12 Tips for a Parent-Friendly Church
We often talk about kid-friendly churches and we often talk about reaching the parents of the kids in our ministries.
Therefore, parent-friendly churches seems to be a natural goal.
But what does that look like?
Some thoughts.
- A friendly person stationed at the door. You need someone who can comfortably introduce himself and start a conversation with the parent. The friendly-door person can also walk the parents and kids to the appropriate classroom and answer any questions along the way. (Which means you might need two friendly people at the door, so the first one doesn’t need to cut a conversation short to get back to the door.)
- Literature about your church children’s ministries. List everything for kids … and your philosophy of children’s ministry. Don’t forget the Mom’s Bible Study with kids’ classes or the children’s choir or the mid-summer carnival.
- Bathrooms that are clean! Sometimes the bathroom is the first room a parent sees when visiting a new church. Parents often take their children “one last time” before dropping them off at class. Unfortunately we’ve all seen some skuzzy church bathrooms.

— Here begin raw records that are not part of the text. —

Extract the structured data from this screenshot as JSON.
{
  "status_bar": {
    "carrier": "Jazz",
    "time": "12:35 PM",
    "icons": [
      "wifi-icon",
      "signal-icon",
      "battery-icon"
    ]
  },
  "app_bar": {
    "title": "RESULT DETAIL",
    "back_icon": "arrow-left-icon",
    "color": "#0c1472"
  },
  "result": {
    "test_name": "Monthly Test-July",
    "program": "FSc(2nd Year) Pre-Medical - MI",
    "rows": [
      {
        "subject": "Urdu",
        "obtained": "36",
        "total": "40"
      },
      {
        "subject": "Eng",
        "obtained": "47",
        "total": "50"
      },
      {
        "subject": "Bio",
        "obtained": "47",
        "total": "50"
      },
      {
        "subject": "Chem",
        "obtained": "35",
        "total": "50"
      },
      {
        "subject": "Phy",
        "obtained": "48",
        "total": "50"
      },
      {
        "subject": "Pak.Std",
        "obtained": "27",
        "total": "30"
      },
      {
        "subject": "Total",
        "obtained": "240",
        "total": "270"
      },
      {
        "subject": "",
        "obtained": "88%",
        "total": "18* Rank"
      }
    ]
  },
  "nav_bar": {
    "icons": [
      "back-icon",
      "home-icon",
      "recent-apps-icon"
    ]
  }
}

Make clean bathrooms a priority.
- Activities at the beginning of your class time so parents see more than a bunch of out-of-control kids running around.
- Welcoming classrooms designs. Even though your church might not have a lot of money in the budget, you can play peppy music (Awana has a lot of great kids’ music available), decorate the walls with kids’ drawings or a mural and have the lights on!
- Leaders/teachers who arrive early. Be firm about teachers/leaders getting there 15 minutes early. (Yes, sometimes people have to get there late because of job responsibilities, but make sure you have at least a few leaders present.) Nothing says, “we aren’t organized” like parents taking their kids to a dark, empty classroom with no adults in sight.
- Security measures in place. Let parents know that you won’t allow a child to go with someone not on the child’s “approved” list and then stick by that standard. Let parents know someone on the child’s list must come to the door to pick up their child – you will not allow young children to go to the parking lot themselves. Let parents know that you don’t allow kids to wander around the church.
- First aid kits present (and know what “legal” medical aid you can give. For instance, I directed a state-licensed preschool and we could wash and bandage a child’s cut, but we were not allowed to apply any medication – that was the law.)
- Communication between you and the parent. Does your church have a Facebook page, a Twitter account, a Children’s Ministry blog? Let your parents know what’s happening, what the kids are learning, what questions they can ask their child about the lesson.
- Opportunities given to help – (but don’t allow parents to work with any kids, but their own unless they have had a background check and have been through required training.)
- Invitation to sit through a club.
- Let the parents know that you are there to support them as they spiritually nurture their children.